On May 10, 2022, in its quarterly report for the first quarter of 2022, released after the markets closed, Coinbase disclosed that: [B]ecause custodially held crypto assets may be considered to be the property of a bankruptcy estate, in the event of a bankruptcy, the crypto assets we hold in custody on behalf of our customers could be subject to bankruptcy proceedings and such customers could be treated as our general unsecured creditors. Following this disclosure, the price of Coinbase shares declined by $19.27 per share, or approximately 26.4%, from $72.99 per share to close at $53.72 on May 11, 2022. In a subsequent tweet commenting on the disclosure, Coinbase’s Chief Executive Officer, Defendant Brian Armstrong, stated: “We should have updated our retail terms sooner, and we didn’t communicate proactively when this risk disclosure was added. My deepest apologies, and a good learning moment for us as we make future changes.”
On July 25, 2022, after the markets closed, Bloomberg reported that Coinbase is facing an SEC probe into whether it improperly let Americans trade digital assets that should have been registered as securities. On this news, the price of Coinbase shares declined by $14.14 per share, or approximately 21.08%, from $67.07 per share to close at $52.93 on July 26, 2022.

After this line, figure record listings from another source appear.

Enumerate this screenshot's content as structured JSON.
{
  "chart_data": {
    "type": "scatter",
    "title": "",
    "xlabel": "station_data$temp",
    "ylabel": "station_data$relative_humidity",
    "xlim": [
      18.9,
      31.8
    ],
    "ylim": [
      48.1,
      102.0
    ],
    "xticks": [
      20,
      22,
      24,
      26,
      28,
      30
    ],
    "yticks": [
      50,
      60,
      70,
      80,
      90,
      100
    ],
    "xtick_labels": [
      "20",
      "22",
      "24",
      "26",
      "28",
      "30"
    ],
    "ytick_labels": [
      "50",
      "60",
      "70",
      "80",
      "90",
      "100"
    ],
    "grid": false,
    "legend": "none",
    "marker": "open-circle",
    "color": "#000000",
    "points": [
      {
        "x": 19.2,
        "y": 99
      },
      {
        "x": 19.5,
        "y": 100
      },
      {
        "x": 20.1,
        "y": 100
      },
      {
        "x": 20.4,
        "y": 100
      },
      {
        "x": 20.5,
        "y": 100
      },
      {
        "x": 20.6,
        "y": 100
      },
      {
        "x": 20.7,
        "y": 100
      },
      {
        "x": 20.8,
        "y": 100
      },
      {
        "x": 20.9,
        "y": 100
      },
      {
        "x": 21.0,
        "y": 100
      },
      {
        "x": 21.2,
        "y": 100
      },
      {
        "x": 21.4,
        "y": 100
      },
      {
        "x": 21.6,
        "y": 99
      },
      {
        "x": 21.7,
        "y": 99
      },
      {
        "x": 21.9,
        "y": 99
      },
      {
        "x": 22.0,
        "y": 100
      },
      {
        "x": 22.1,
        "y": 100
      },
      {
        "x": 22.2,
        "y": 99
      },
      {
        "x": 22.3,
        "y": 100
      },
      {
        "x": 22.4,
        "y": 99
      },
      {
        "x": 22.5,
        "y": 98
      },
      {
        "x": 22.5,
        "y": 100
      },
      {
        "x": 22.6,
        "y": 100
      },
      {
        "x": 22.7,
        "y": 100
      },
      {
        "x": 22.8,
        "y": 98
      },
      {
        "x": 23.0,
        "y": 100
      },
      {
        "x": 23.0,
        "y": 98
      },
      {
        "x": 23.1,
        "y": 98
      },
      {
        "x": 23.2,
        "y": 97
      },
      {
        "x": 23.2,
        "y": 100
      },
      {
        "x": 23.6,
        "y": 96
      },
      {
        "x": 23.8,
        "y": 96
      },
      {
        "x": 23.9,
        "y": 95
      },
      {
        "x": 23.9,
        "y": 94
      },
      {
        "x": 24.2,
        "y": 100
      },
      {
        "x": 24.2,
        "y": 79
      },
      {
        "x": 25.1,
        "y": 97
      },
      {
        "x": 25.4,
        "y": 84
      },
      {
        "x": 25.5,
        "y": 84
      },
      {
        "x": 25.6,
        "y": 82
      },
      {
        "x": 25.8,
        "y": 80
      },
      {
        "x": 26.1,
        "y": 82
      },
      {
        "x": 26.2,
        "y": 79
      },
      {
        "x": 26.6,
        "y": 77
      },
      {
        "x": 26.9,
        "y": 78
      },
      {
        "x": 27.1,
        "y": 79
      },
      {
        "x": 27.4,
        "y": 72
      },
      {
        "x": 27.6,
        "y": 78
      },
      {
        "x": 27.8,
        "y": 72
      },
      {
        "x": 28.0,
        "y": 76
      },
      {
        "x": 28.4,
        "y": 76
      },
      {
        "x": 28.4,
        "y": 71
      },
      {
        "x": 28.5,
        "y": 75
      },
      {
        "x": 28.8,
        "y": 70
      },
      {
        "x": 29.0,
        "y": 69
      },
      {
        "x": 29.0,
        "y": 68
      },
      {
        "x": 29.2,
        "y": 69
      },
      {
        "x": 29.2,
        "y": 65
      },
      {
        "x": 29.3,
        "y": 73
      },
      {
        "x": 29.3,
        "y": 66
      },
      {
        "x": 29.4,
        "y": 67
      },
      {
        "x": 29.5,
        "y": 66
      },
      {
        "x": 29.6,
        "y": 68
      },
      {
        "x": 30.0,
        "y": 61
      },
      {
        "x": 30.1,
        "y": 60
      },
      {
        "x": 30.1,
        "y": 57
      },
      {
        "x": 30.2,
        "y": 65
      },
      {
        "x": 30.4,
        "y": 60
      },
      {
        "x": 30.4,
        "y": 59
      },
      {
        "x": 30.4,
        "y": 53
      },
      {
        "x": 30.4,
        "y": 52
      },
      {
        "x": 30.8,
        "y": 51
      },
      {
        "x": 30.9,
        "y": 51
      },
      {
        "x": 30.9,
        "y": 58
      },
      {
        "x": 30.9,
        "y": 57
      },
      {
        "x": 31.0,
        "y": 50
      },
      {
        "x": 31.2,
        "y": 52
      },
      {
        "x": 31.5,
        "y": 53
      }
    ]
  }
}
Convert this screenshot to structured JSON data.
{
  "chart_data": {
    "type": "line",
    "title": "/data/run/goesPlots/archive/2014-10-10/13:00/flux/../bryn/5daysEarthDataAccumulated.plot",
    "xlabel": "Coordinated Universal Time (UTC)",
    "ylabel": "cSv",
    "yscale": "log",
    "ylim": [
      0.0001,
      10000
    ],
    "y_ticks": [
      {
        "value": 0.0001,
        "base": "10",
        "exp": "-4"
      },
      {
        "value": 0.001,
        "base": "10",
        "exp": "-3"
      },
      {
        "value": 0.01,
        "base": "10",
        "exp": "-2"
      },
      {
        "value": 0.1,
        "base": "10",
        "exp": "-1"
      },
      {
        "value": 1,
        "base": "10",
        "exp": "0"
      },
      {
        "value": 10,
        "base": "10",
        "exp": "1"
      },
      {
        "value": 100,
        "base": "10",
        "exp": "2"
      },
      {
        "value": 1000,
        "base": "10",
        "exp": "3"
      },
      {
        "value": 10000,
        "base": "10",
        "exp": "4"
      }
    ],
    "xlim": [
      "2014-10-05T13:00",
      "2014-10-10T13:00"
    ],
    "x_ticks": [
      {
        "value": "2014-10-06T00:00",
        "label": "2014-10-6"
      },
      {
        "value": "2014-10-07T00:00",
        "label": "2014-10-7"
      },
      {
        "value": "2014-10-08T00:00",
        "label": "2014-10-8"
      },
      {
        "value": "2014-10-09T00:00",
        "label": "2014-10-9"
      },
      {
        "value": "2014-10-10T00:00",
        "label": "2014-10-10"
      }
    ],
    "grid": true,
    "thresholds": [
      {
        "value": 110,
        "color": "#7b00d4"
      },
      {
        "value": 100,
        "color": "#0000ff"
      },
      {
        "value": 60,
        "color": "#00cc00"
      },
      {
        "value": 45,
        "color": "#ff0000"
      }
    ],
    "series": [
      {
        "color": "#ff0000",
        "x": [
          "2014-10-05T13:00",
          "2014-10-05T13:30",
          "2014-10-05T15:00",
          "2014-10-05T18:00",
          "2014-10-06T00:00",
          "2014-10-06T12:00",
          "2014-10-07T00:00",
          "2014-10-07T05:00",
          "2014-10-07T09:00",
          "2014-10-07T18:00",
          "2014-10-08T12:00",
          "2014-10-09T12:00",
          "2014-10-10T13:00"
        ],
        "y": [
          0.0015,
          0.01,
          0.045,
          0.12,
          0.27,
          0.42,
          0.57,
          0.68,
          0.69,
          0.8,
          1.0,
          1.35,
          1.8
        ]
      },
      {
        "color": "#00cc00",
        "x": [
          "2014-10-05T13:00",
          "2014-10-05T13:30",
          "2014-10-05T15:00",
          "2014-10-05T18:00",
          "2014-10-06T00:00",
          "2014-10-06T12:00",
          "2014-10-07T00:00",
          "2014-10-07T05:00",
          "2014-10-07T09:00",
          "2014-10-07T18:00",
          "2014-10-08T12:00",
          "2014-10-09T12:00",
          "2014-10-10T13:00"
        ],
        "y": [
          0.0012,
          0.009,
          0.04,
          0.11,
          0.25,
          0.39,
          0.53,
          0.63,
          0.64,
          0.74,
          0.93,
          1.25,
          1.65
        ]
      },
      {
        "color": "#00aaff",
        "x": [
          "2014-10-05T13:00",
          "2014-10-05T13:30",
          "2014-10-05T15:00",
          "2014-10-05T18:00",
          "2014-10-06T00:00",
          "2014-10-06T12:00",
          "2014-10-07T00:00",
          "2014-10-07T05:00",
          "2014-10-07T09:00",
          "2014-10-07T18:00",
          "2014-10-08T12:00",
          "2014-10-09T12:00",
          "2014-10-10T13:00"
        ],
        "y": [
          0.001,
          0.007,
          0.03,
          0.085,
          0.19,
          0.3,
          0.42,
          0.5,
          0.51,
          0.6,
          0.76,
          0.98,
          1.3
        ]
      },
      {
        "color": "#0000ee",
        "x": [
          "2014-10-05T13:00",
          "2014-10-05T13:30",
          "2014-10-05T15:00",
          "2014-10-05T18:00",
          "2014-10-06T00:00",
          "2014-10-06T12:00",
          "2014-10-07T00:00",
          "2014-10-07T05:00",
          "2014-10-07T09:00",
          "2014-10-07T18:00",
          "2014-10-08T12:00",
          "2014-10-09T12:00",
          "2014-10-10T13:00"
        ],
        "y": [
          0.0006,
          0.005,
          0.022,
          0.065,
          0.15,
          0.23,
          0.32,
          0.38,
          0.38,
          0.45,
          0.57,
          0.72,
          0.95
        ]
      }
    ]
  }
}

The lawsuit alleges that throughout the Class Period, Defendants made materially false and misleading statements regarding the Company’s business, operations, and compliance policies. Specifically, Defendants made false and/or misleading statements and/or failed to disclose that: (i) Coinbase custodially held crypto assets on behalf of its customers, which assets Coinbase knew or recklessly disregarded could qualify as the property of a bankruptcy estate, making those assets potentially subject to bankruptcy proceedings in which Coinbase’s customers would be treated as the Company’s general unsecured creditors; (ii) Coinbase allowed Americans to trade digital assets that Coinbase knew or recklessly disregarded should have been registered as securities with the SEC; (iii) the foregoing conduct subjected the Company to a heightened risk of regulatory and governmental scrutiny and enforcement action; and (iv) as a result, the Company’s public statements were materially false and misleading at all relevant times.